Renoir's film undoubtedly feels like an unfinished work, but what exists is nonetheless brilliant. Unlike many unfinished orstudio-butchered would-be masterpieces, that A Day in the Country was not completed to the director's satisfaction causes minimal detriment to the sequences that remain today. The narrative up until the "ending"is perfectly-structured and enjoyable to watch, all planned sequencesup until this point having presumably been filmed without incident. However, after Henri (Georges D'Arnoux) and Henriette (Sylvia Bataille) come together for the first time in a reluctant but passionate embrace, the story then jarringly cuts to a years-later epilogue, a wistful conclusion that reflects on events that seemingly never took place. "Every night I remember," confesses Henriette, as she meets her former one-time lover, having settled on marrying a scruffy imbecile (Paul Temps). But exactly what does she remember? There had been nothing in the film to suggest that she and Henri had fallen in love; this eventuality had always been implied, but never satisfactorily executed.
A strong cast – including André Gabriello, Jane Marken, Jacques B. Brunius and Renoir himself – bring lighthearted humour to their respective roles, but it is the budding romance (never quite realised) between D'Arnoux and Bataille that form's the story's heart. Following its eventual 1946 release, A Day in the Country was lauded as an "unfinished masterpiece," and I suppose that such a description is appropriate. Had filming been completed, such that the story followed through its intended and logical arc, I can only imagine what a powerful piece of cinema the film might have been. Have you ever had a wonderful dream from which you were woken prematurely? This is how I feel about A Day in the Country. Everything up until the hasty ending is funny, emotional, glorious, and invigorating, yet we're wrenched from the dream-like clasp of Renoir's hand unexpectedly and disappointingly. But I'm an optimist: we should simply be glad that this much of the film exists for us to enjoy. Reflecting on what might have been is a task that should ideally be left to movie characters.

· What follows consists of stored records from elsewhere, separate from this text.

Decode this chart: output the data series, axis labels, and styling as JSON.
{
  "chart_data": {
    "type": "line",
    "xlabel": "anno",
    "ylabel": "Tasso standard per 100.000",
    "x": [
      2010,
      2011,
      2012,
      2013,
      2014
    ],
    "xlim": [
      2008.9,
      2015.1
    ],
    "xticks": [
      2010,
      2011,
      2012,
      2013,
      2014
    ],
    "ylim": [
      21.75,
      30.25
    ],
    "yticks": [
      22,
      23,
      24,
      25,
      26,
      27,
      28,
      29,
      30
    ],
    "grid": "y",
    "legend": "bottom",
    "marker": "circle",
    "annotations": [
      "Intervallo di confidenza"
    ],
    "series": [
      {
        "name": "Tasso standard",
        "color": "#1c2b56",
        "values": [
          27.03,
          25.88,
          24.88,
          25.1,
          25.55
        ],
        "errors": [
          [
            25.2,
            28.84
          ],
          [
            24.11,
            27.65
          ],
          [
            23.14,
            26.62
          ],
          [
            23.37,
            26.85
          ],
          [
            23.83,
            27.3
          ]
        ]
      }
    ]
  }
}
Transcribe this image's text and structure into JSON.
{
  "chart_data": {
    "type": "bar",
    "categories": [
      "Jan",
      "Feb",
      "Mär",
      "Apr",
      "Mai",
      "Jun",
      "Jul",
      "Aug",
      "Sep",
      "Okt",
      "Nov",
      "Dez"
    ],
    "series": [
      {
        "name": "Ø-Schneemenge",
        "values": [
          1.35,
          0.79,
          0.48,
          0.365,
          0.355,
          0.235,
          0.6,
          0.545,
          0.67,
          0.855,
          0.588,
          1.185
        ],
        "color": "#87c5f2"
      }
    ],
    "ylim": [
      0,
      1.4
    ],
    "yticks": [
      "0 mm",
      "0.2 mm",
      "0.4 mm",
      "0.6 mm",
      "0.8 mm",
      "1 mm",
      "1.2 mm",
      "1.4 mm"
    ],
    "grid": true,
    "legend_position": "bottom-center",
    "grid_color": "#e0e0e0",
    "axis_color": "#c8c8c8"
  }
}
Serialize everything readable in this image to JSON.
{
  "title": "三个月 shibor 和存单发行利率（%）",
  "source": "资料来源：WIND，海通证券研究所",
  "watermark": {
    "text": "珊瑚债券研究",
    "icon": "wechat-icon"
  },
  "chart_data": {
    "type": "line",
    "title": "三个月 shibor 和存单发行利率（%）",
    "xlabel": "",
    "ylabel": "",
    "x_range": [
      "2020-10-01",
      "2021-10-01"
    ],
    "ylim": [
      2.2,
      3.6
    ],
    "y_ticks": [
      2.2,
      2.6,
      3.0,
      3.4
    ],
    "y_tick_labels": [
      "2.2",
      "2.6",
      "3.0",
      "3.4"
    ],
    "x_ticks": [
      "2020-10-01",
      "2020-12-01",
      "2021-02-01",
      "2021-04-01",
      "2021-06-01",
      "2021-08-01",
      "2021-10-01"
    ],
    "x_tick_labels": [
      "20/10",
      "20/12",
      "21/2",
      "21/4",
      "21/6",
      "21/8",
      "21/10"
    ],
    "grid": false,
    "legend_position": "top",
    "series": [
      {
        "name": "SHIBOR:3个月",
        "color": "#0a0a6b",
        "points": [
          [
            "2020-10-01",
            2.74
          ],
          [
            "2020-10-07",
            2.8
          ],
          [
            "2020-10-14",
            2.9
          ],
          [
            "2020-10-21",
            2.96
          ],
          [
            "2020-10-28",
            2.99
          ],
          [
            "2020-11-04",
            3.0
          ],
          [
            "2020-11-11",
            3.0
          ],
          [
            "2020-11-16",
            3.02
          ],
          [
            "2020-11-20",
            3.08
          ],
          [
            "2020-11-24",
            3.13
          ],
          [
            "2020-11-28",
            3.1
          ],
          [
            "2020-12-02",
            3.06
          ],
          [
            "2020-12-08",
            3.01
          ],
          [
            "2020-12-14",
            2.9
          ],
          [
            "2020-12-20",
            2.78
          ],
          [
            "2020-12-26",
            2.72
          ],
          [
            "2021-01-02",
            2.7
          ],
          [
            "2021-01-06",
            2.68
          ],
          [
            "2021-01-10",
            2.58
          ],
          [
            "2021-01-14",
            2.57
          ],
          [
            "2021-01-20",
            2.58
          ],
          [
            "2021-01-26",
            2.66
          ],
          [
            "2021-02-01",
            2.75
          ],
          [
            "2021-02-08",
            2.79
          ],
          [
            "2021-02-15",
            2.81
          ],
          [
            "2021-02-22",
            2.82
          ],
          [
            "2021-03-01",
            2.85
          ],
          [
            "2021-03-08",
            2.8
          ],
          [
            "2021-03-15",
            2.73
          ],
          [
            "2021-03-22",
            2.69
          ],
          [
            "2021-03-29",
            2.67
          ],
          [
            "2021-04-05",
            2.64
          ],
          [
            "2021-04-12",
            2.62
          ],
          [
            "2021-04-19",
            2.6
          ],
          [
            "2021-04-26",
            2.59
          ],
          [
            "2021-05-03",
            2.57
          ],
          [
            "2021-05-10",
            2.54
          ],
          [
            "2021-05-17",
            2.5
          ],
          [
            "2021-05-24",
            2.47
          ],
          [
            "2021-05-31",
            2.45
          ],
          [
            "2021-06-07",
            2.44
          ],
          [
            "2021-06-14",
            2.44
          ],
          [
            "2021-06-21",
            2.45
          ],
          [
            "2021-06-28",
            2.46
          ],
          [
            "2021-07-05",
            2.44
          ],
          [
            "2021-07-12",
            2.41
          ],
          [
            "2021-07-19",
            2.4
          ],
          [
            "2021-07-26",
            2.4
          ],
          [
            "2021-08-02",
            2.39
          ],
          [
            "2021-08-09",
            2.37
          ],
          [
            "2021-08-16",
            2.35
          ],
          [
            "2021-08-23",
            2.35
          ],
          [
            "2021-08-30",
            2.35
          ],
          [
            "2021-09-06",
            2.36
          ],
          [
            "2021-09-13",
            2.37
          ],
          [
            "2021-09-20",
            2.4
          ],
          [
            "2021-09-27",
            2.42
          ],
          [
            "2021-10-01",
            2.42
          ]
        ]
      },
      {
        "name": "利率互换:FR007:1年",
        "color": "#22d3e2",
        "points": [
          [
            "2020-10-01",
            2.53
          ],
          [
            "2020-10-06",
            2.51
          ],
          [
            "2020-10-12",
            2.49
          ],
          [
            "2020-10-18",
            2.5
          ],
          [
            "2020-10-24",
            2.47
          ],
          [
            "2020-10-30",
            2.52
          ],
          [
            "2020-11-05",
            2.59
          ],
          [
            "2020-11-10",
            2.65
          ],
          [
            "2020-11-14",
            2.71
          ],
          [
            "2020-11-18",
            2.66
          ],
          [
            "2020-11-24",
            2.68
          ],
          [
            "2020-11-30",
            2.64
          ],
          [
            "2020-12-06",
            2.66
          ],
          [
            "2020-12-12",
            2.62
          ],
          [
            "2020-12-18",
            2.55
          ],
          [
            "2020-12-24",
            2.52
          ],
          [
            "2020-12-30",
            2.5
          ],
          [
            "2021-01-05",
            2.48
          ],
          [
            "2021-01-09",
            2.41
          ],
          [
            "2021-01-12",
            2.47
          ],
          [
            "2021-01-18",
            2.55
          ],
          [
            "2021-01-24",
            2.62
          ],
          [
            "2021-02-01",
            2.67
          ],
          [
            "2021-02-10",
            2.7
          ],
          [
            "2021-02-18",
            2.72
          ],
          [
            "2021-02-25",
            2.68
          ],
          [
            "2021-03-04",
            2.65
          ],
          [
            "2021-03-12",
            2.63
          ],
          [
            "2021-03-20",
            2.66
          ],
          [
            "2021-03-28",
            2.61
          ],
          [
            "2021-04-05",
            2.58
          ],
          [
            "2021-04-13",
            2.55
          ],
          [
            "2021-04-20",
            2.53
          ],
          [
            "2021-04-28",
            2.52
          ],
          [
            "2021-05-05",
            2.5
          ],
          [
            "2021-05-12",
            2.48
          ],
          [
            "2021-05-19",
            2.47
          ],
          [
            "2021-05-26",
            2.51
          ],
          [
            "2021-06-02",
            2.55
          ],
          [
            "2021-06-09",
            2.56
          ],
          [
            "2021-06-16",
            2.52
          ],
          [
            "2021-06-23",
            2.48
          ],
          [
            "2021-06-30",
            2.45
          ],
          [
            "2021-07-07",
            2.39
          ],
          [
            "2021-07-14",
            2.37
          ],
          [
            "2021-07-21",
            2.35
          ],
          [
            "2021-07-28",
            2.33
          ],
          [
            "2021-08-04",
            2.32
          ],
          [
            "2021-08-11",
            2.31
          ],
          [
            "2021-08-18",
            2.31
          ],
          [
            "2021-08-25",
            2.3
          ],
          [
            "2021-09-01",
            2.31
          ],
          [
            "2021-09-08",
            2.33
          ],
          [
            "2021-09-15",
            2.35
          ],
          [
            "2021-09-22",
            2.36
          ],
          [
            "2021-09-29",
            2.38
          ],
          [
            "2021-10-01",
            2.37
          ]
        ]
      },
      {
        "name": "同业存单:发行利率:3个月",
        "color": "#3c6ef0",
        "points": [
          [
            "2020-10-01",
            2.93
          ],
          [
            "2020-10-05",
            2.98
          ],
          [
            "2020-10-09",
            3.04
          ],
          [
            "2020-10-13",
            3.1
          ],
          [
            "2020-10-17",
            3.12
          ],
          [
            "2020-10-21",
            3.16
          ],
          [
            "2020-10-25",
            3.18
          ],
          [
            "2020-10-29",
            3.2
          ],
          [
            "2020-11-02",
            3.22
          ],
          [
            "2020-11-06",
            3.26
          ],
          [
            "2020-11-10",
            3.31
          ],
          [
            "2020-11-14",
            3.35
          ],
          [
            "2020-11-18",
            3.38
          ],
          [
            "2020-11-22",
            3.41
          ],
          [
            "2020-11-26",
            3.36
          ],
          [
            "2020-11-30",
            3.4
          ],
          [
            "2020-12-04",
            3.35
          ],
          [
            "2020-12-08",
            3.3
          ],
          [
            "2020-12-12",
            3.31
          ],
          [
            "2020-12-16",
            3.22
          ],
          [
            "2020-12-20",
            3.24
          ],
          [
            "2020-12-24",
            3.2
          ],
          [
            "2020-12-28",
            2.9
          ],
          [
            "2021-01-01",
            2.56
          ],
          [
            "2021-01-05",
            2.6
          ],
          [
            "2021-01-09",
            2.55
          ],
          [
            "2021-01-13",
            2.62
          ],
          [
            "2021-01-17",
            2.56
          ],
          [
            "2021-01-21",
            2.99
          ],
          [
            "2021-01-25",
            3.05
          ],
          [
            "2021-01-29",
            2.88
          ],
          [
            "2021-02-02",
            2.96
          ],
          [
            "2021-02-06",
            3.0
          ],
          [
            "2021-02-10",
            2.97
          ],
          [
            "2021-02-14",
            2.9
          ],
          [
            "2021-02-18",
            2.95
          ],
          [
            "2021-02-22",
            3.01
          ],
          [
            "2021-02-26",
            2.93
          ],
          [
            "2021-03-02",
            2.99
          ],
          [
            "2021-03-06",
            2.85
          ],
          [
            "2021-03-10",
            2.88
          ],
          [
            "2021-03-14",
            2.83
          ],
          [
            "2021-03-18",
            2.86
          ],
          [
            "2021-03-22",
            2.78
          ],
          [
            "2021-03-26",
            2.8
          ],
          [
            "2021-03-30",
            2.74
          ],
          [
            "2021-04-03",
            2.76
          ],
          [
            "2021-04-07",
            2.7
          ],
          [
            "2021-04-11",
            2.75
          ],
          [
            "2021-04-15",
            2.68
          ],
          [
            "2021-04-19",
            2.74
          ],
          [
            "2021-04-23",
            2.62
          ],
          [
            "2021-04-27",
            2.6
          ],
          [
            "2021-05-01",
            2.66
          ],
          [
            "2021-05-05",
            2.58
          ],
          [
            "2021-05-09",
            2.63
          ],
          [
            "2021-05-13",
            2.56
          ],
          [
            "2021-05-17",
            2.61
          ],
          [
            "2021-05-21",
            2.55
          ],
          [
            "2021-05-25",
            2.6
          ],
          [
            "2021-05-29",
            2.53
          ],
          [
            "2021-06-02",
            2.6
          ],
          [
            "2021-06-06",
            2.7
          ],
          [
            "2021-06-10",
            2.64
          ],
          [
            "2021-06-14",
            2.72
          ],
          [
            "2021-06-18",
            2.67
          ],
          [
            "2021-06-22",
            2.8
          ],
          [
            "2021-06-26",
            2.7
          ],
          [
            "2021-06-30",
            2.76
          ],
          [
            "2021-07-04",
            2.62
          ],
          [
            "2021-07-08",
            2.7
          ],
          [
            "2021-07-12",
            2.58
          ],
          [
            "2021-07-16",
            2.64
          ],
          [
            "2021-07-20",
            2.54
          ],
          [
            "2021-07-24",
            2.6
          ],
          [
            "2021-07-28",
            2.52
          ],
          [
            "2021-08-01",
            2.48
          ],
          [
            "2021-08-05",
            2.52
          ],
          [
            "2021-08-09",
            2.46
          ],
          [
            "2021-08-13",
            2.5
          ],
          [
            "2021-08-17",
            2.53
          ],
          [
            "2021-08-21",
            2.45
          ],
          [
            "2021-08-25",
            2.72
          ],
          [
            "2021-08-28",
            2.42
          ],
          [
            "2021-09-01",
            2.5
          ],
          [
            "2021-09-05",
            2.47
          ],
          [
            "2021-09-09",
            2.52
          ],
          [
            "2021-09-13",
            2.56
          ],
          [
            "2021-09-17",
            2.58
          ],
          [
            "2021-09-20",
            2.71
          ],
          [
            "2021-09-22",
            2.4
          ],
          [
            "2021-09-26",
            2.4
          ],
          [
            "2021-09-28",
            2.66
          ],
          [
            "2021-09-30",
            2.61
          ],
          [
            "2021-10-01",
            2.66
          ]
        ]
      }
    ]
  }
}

Currently my #4 film of 1936:
1) Modern Times (Charles Chaplin)
2) After the Thin Man (W.S. Van Dyke)
3) Swing Time (George Stevens)
4) Partie de campagne {A Day in the Country} (Jean Renoir)
5) Follow the Fleet (Mark Sandrich)
6) Sabotage (Alfred Hitchcock)
7) Mr. Deeds Goes to Town (Frank Capra)
8) Secret Agent (Alfred Hitchcock)
9) Intermezzo (Gustaf Molander)
10) My Man Godfrey (Gregory La Cava)


Marin Mandir said...

Interesting review. It sounds like an interesting film.

Lauren said...

I did indeed stumble here, and very glad I did! This is a great project, and your reviews are a wonderful document of it. I love the ongoing lists at the bottom of each post. I look forward to browsing around a bit. :)

ackatsis said...

Hi Lauren,
Thanks for stumblin' in! I'm certainly not the only poor soul attempting the "They Shoot Pictures" Top 1000, but I like to think I'm doing my best.

Please have a look around, keep in touch, and be sure to make regular recommendations.

ackatsis said...

Hi Marin,
It's certainly a nice film. If you're into Renoir, then it's a must.
If you're not yet into Renoir (as was the case with me a month or so ago), then it'll be one of your first stops.